Let’s say we want an expression tree of the “2+3” expression. This is what it evaluates to:

BinaryExpression("Add", ConstantExpression(2), ConstantExpression(3))

What that means is that a provider can now parse the expression you informed in order to find that you wanted the sum of 2 and 3, whatever that means in the given context.

If you want to know more about how Pynq implements expression trees and the ones available to you, check the Expression Trees page.

Pynq Factory

Pynq comes with a factory called From (from is a keyword in Python, thus we chose to ignore PEP-81).

From is the entry-point to Pynq. You use From to specify the Pynq Provider you want to use (we’ll talk more about Pynq Providers later). The following is a typical Pynq query:

filtered_collection = From(some_collection).where("item.property > 10").select_many()

This code gets all the items in the given collection (some_collection) that have the property “property” greater than 10. The key thing to note here is the From(some_collection) call.

The From method takes a pynq provider as parameter. Passing in collections is just a shortcut to use the CollectionProvider. If you pass Tuple or List instances to the From method, Pynq will assume you want CollectionProvider.

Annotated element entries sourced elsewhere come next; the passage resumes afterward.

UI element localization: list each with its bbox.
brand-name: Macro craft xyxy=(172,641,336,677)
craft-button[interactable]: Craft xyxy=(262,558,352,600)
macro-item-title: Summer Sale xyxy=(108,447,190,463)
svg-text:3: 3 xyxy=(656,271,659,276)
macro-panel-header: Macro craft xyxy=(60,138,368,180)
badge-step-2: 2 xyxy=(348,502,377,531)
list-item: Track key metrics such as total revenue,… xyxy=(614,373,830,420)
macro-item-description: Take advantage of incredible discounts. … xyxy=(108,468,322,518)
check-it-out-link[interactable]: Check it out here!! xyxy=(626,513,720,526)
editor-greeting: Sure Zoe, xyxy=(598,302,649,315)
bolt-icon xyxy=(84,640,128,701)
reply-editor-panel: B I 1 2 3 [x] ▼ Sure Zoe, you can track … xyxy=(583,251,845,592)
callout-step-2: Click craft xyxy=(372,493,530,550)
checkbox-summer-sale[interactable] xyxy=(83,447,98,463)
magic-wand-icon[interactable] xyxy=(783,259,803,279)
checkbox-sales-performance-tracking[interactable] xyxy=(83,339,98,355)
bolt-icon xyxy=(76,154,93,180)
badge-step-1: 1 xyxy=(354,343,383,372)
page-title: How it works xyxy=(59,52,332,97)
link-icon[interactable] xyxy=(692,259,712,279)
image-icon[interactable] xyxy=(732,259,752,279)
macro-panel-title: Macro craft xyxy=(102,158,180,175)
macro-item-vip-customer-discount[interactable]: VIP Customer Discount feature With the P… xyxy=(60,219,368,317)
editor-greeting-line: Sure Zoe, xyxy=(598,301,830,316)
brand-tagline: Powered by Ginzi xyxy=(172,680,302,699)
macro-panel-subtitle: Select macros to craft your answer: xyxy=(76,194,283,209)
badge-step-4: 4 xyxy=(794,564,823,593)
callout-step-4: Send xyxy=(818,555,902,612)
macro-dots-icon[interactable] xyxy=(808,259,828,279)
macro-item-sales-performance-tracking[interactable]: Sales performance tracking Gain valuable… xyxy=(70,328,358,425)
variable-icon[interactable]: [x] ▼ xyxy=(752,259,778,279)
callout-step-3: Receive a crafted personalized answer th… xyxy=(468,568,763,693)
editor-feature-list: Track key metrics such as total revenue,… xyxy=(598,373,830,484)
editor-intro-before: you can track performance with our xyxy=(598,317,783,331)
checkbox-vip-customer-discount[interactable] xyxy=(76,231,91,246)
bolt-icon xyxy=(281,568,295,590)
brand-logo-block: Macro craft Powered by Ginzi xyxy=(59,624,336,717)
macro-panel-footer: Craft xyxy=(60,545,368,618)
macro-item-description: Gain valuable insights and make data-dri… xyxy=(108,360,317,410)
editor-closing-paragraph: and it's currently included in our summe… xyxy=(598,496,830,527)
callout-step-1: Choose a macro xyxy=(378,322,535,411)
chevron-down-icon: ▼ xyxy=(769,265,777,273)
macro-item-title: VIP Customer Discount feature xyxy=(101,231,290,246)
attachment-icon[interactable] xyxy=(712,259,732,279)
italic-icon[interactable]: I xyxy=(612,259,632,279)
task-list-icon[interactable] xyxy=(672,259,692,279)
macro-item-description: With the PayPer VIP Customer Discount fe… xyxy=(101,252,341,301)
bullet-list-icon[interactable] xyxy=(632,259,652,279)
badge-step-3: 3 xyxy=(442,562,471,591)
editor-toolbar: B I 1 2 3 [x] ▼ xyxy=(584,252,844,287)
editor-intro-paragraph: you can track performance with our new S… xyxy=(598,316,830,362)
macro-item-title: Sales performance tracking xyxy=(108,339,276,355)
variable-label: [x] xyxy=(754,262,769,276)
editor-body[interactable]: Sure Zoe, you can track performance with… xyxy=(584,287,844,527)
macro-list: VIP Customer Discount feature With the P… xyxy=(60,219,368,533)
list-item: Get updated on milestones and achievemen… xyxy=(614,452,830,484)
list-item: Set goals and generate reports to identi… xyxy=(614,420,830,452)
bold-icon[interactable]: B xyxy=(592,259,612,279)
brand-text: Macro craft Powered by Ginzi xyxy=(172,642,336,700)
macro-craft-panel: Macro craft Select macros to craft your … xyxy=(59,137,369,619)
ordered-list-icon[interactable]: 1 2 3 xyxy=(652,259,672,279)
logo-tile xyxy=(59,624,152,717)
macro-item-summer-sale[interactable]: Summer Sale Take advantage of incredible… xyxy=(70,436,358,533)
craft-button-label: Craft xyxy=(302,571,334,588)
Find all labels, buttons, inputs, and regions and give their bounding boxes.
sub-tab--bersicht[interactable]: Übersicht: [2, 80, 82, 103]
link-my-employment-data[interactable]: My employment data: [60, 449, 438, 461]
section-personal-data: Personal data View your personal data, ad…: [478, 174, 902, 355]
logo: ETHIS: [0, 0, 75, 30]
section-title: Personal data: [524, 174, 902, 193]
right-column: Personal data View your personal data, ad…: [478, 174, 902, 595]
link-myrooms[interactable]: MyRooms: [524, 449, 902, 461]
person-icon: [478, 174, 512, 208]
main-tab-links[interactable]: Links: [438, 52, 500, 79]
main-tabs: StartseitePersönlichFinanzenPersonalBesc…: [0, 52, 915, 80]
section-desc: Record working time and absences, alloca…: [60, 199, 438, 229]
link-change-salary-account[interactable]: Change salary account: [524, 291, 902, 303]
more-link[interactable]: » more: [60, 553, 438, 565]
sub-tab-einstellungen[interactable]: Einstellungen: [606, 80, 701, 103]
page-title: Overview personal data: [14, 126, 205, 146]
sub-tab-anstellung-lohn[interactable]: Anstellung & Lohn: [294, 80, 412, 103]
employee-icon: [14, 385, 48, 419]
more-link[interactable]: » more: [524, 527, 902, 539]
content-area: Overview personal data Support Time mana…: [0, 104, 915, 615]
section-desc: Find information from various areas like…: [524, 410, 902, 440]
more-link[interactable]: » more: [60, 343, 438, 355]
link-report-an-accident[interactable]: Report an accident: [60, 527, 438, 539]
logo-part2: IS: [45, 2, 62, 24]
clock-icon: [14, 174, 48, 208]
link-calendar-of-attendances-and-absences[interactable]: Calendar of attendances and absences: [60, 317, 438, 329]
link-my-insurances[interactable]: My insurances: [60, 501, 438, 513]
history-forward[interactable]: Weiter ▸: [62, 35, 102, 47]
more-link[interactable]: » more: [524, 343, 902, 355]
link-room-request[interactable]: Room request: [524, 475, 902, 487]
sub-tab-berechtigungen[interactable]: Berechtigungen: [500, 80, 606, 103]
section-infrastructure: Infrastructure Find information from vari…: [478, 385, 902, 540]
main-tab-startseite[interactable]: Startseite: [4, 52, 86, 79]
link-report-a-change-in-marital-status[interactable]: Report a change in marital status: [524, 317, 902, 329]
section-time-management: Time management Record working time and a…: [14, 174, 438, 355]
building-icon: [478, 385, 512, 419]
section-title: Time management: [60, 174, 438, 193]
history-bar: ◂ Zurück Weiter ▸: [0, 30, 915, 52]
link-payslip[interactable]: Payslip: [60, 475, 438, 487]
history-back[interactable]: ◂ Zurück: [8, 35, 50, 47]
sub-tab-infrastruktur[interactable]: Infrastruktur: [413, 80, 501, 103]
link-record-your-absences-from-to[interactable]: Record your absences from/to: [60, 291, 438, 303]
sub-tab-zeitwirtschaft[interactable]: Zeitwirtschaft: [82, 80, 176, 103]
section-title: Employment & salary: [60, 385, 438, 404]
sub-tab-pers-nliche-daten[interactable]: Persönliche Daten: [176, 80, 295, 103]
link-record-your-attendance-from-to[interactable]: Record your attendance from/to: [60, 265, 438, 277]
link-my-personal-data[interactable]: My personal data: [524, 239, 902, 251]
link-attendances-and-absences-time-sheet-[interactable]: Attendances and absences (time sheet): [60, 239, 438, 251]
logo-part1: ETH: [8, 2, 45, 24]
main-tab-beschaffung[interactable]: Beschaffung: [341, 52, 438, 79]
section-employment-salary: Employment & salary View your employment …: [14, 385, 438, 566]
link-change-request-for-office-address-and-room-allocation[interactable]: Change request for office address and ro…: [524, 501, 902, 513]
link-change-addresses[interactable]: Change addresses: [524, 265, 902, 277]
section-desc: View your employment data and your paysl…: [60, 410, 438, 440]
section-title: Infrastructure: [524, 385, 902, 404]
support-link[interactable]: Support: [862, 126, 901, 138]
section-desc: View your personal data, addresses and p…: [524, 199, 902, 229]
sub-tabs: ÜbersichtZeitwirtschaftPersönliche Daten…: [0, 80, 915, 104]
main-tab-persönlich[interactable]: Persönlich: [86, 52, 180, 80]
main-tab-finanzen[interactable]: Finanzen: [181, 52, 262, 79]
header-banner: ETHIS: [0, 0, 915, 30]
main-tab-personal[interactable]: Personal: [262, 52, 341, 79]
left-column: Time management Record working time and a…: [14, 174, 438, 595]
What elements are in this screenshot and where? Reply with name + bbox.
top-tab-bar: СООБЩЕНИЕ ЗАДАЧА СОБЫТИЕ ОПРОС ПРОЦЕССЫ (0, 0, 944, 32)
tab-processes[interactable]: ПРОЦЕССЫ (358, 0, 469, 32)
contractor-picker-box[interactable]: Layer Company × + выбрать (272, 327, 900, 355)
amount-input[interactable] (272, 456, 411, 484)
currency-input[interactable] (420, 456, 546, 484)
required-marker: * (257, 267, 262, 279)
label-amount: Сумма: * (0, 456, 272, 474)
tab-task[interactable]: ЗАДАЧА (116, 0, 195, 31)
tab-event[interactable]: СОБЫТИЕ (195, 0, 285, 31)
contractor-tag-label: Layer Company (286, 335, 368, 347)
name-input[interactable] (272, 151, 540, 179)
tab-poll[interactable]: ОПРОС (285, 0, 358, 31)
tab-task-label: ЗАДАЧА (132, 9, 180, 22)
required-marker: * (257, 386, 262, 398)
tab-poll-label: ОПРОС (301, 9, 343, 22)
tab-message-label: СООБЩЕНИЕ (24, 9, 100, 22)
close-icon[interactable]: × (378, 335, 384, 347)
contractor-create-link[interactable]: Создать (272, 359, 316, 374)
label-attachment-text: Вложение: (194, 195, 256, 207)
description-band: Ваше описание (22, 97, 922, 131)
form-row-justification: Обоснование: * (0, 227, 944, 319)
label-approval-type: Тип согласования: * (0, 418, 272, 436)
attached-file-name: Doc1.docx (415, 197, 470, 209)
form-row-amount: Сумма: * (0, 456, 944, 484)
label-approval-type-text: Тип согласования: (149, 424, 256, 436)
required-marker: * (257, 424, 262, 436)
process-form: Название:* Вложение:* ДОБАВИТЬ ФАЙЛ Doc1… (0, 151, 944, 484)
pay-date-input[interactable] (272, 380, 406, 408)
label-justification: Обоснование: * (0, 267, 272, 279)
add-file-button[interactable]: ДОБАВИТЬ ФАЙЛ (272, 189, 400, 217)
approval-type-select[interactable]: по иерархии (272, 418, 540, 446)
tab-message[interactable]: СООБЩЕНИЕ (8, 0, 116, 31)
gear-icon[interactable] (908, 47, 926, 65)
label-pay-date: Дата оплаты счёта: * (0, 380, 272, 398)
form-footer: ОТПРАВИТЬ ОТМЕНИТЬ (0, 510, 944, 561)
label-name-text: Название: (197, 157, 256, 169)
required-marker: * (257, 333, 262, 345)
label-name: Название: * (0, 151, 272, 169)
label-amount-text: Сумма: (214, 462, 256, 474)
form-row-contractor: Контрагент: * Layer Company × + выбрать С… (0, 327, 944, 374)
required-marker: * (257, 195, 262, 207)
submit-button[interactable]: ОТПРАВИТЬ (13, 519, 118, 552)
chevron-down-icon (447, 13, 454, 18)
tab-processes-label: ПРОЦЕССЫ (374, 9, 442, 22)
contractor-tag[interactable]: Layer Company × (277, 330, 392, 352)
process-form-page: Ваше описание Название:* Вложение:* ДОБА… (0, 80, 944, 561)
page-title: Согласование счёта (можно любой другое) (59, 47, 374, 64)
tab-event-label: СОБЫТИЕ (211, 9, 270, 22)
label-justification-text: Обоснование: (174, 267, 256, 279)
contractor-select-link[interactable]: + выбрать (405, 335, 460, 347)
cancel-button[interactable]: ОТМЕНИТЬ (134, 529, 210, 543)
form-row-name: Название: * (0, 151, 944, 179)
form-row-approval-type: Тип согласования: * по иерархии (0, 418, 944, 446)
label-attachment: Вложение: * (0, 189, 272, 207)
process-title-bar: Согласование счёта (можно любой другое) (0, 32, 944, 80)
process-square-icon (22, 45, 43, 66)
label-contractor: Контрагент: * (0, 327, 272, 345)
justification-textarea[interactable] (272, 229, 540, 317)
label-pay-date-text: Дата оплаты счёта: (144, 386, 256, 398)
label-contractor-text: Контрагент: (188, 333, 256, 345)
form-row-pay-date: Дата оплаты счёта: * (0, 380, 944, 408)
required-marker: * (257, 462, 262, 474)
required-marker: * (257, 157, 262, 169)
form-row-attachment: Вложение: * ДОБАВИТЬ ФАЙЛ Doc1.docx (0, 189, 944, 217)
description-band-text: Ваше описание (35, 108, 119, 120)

Nothing stops you from using other providers, though. Imagine we want to write a Twitter2 provider. We could use it like so:

tweets = From(TwitterProvider("user","password"))
                       .where("item.author == 'heynemann'")
                       .select_many()

This code selects all the tweets that have heynemann as author from the tweet list of “user”. This provider is not implemented (maybe yet), but it’s completely feasible.

To know more about the Pynq Factory you can check the Pynq Factory page.

External References

1 PEP-8 is a Style Guide for Python. It guides most style-related decisions in Pynq.